Now this is more problematic than it seems, because we can’t get a refund. Boy do I fee dumb. If we bail, we’ll have to spend a lot on the new hotel because it’s too late to get a discount. And Leo won’t want to switch because if he we do, we’ll go over the $1000 budget. His claim was we could go to New Orleans for five days for $1000. He won’t want to admit that was wrong.
You can see why the tension is rising.
We come back from dinner and the kids go into the smaller room to try to use their phones to stream the internet using 4G. I decide to ask the fateful question, “Don’t you think we should move to another hotel?” I know this is going to take more than a minute, and that it’s about to get unpleasant, but I’ve made up my mind. We are going to have to take a soaking, give up the money we spent, and pay for something better.

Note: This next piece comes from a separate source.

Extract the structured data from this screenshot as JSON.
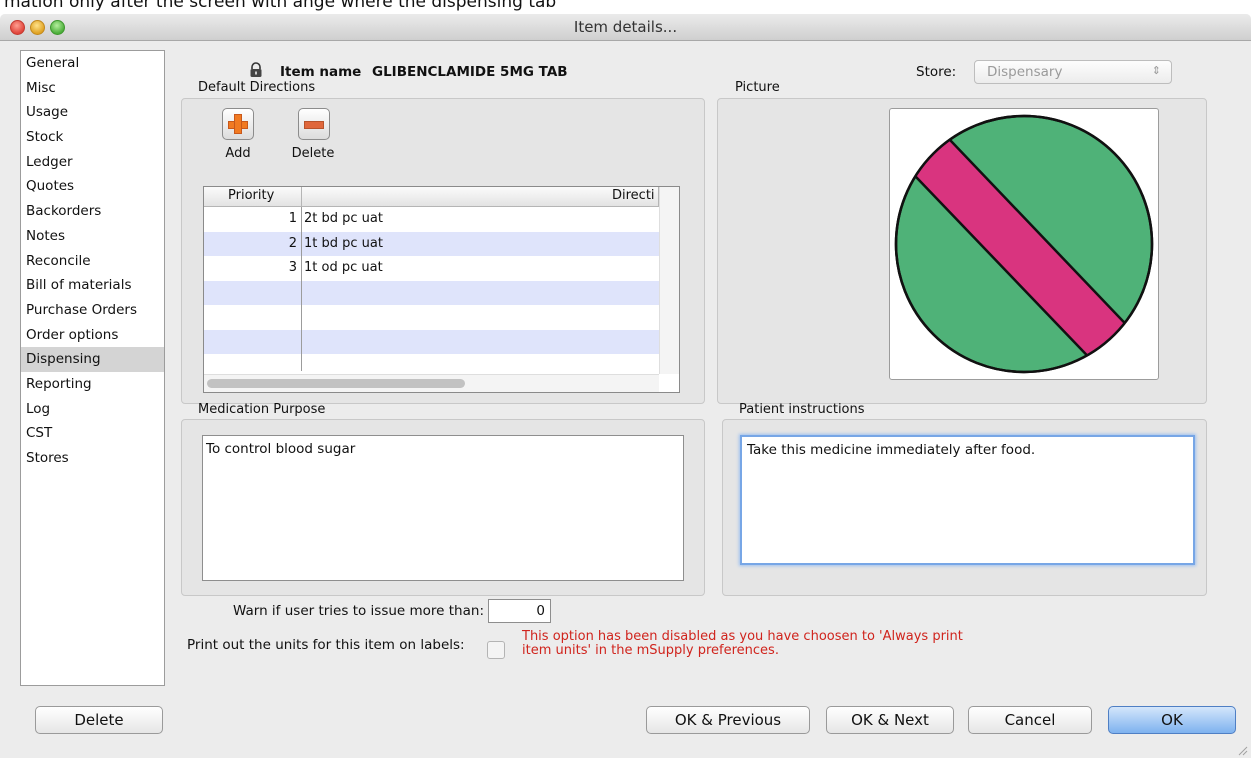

“How are we going to move to another hotel, we don’t have any more money,” he says.
“We could take it out of savings.”
“Oh come on, there’s nothing really wrong with this hotel.” He folds his arms, and there’s your denial: It’s not just a river in Egypt. I look behind him, at the holes in the stained wallpaper. Does the health department know about this place? Again tonight, like last night, we’re apparently the only guests in this building. It’s positively creepy, with those holes which someone could be looking through …
“Leo are you blind? Look at this place! And there’s roaches, not just one … “
“What do you mean am I blind? You know I can see. Stop being insulting.”
The kids must be able to hear this. But they don’t say anything from the other side of the wall. Not a spring creaks from their beds, as if they are frozen, still. I try again. “I feel uncomfortable here, I just don’t think I can enjoy the vacation in this kind of room. I don’t feel safe.”
“I’m not sure you’d feel safe no matter where we stayed.” Now that’s just stupid. We stayed in the Hilton last winter and I was fine.
I try another tack. “And the kids, they want a place with wifi. They need bandwidth, they’re complaining.”
Eyeroll. “I don’t know why we bought them those stupid phones in the first place.”
This was not going well. I should have tried to be nice. That’s what he always says after these fights are over, ‘if you’d just tried be nice, we wouldn’t argue.’ But I did, he just doesn’t remember.
“Leo this place is horrible, I’d rather sleep in the car.”
“Well then go do it.” He’s glancing down at the floor at something but I don’t notice at first.
Trying again. “Okay, in the morning, I’ll just go and get another hotel for myself and the kids, and you can stay here.”
He’s about to argue back, when I see him stop. He’s standing across the room, by the wall, and he looks down at his foot.
“What is it?” I lean forward and see it moving up.
“It’s a roach!” he admits. “Quick, get me a shoe.”
I get a shoe but not fast enough. “Oh my God, it’s under the dresser!” he yells, swatting the shoe on the ground futilely.
At this point we hear the sound of laughter and bedsprings creaking and one of the two children falls out of the bed. They open the door. They stare out.
“What is going on?” they ask, although they know.
“A roach!” I say. “It’s under the dresser. You’ve got to kill it Leo, I can’t sleep in here knowing it’s still alive crawling around.”
Teenaged son snorts. “What, you think that killing one of them will protect you from the rest?”
Together he and Leo move the dresser all the way to one side. “There he is!” My son shouts. “There, by the ancient decrepit electrical outlet! Get him Papa!”
One final swat. It’s the end of the roach, the end of the argument.